Prinsip yang sebagaimana kewajiban jurnalisme dalam elemen jurnalisme ala Bill Kovach dan Tom Rosenstiel (2001)—menghendaki jurnalis menyampaikan kebenaran. Dan, pada era media konvensional, pakem ini menjadi pegangan yang tak bisa dikompromi. Itu sebabnya, profesi jurnalis tak mudah dilakoni banyak orang.
Namun, ketika abad 21 menjadi era baru bagi dunia media, prinsip jurnalisme tersebut diterpa ancaman besar—diabaikan pengguna media sosial bahkan tak jarang juga para jurnalis. Apalagi, kreatifitas dan produktifitas media konvensional telah terkalahkan oleh intensitas konten media sosial yang berseliweran di jagat digital.

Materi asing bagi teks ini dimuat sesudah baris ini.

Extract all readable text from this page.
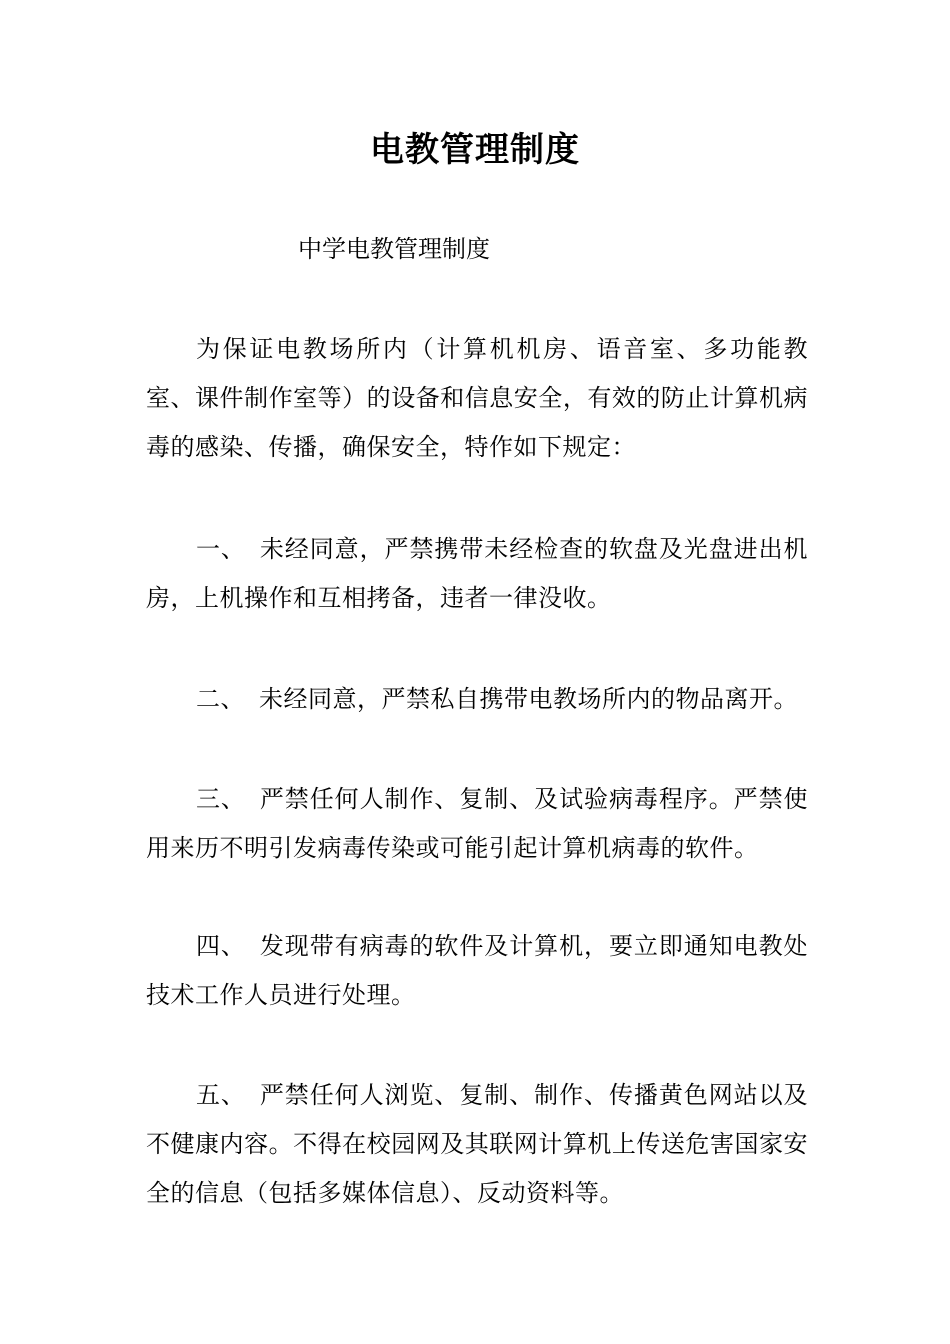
电教管理制度
中学电教管理制度
为保证电教场所内（计算机机房、语音室、多功能教室、课件制作室等）的设备和信息安全，有效的防止计算机病毒的感染、传播，确保安全，特作如下规定：
一、 未经同意，严禁携带未经检查的软盘及光盘进出机房，上机操作和互相拷备，违者一律没收。
二、 未经同意，严禁私自携带电教场所内的物品离开。
三、 严禁任何人制作、复制、及试验病毒程序。严禁使用来历不明引发病毒传染或可能引起计算机病毒的软件。
四、 发现带有病毒的软件及计算机，要立即通知电教处技术工作人员进行处理。
五、 严禁任何人浏览、复制、制作、传播黄色网站以及不健康内容。不得在校园网及其联网计算机上传送危害国家安全的信息（包括多媒体信息）、反动资料等。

Mirisnya, terkadang media sosial menjadi sumber berita tunggal dalam media massa. Juga masalahnya, framing media massa kerap merugikan masyarakat. Apalagi pemberitaan itu lebih banyak opini, masyarakat tentu saja menjadi korban.

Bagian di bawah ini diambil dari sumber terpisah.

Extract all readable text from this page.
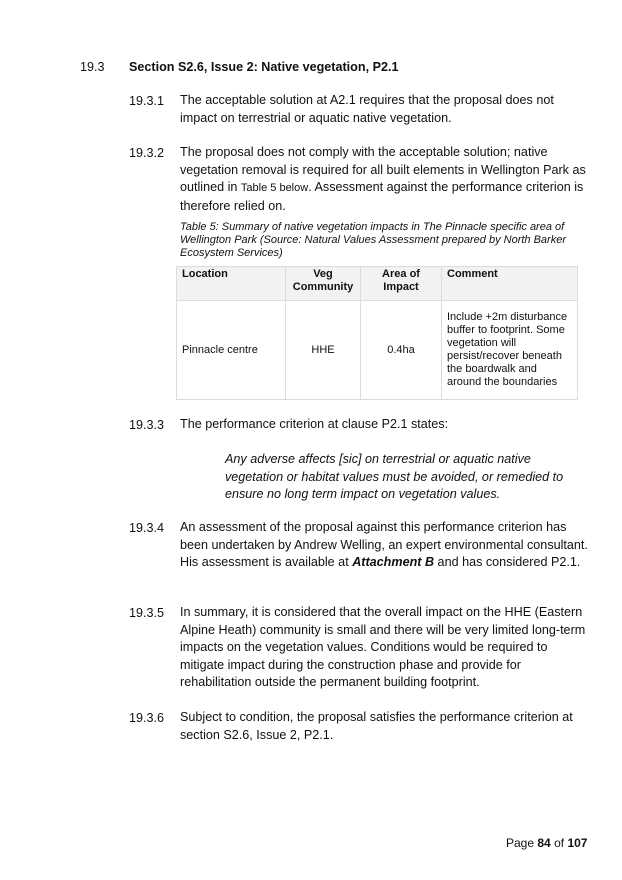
19.3 Section S2.6, Issue 2: Native vegetation, P2.1
19.3.1 The acceptable solution at A2.1 requires that the proposal does not impact on terrestrial or aquatic native vegetation.
19.3.2 The proposal does not comply with the acceptable solution; native vegetation removal is required for all built elements in Wellington Park as outlined in Table 5 below. Assessment against the performance criterion is therefore relied on.
Table 5: Summary of native vegetation impacts in The Pinnacle specific area of Wellington Park (Source: Natural Values Assessment prepared by North Barker Ecosystem Services)
Location	Veg Community	Area of Impact	Comment
Pinnacle centre	HHE	0.4ha	Include +2m disturbance buffer to footprint. Some vegetation will persist/recover beneath the boardwalk and around the boundaries
19.3.3 The performance criterion at clause P2.1 states:
Any adverse affects [sic] on terrestrial or aquatic native vegetation or habitat values must be avoided, or remedied to ensure no long term impact on vegetation values.
19.3.4 An assessment of the proposal against this performance criterion has been undertaken by Andrew Welling, an expert environmental consultant. His assessment is available at Attachment B and has considered P2.1.
19.3.5 In summary, it is considered that the overall impact on the HHE (Eastern Alpine Heath) community is small and there will be very limited long-term impacts on the vegetation values. Conditions would be required to mitigate impact during the construction phase and provide for rehabilitation outside the permanent building footprint.
19.3.6 Subject to condition, the proposal satisfies the performance criterion at section S2.6, Issue 2, P2.1.
Page 84 of 107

Belum lagi, independensi media massa telah diragukan publik. Terutama media –media besar, dikuasai korporasi dan politisi nasional, yang memiliki hubungan intim dengan pemerintah. Hasil penelitian Ross Tapsell dalam Kuasa Media di Indonesia (2018) menemukan, media-media milik Chairul Tanjung, Hary Tanoe, Erick Thohir, Surya Paloh, Aburizal Bakrie adalah bukti hubungan dekat media dengan kekuasaan.
Jika media dikuasai para orang dekat kekuasaan, kebenaran akan menjadi barang mahal yang dicapai masyarakat. Di sini, peran jurnalisme warga (citizen journalism) penting memiliki tempat untuk mengimbangi peran media massa. Warga tak perlu menjadi jurnalis yang terikat dengan media profesional, tetapi dapat bekerja menggunakan prinsip jurnalisme lalu menyampaikan informasi lewat media sosial maupun website. Terlebih, peran ini memungkinkan dilakoni aktivis organisasi mahasiswa maupun kepemudaan.
Karena dalam sejarah Indonesia, di massa konvensional, para aktivis memiliki jejak penting dalam menyelesaikan masalah. Gerakan itu mulai dari menulis di media cetak, membuat propaganda lewat selebaran, unjuk rasa hingga advokasi dan pendampingan masyarakat.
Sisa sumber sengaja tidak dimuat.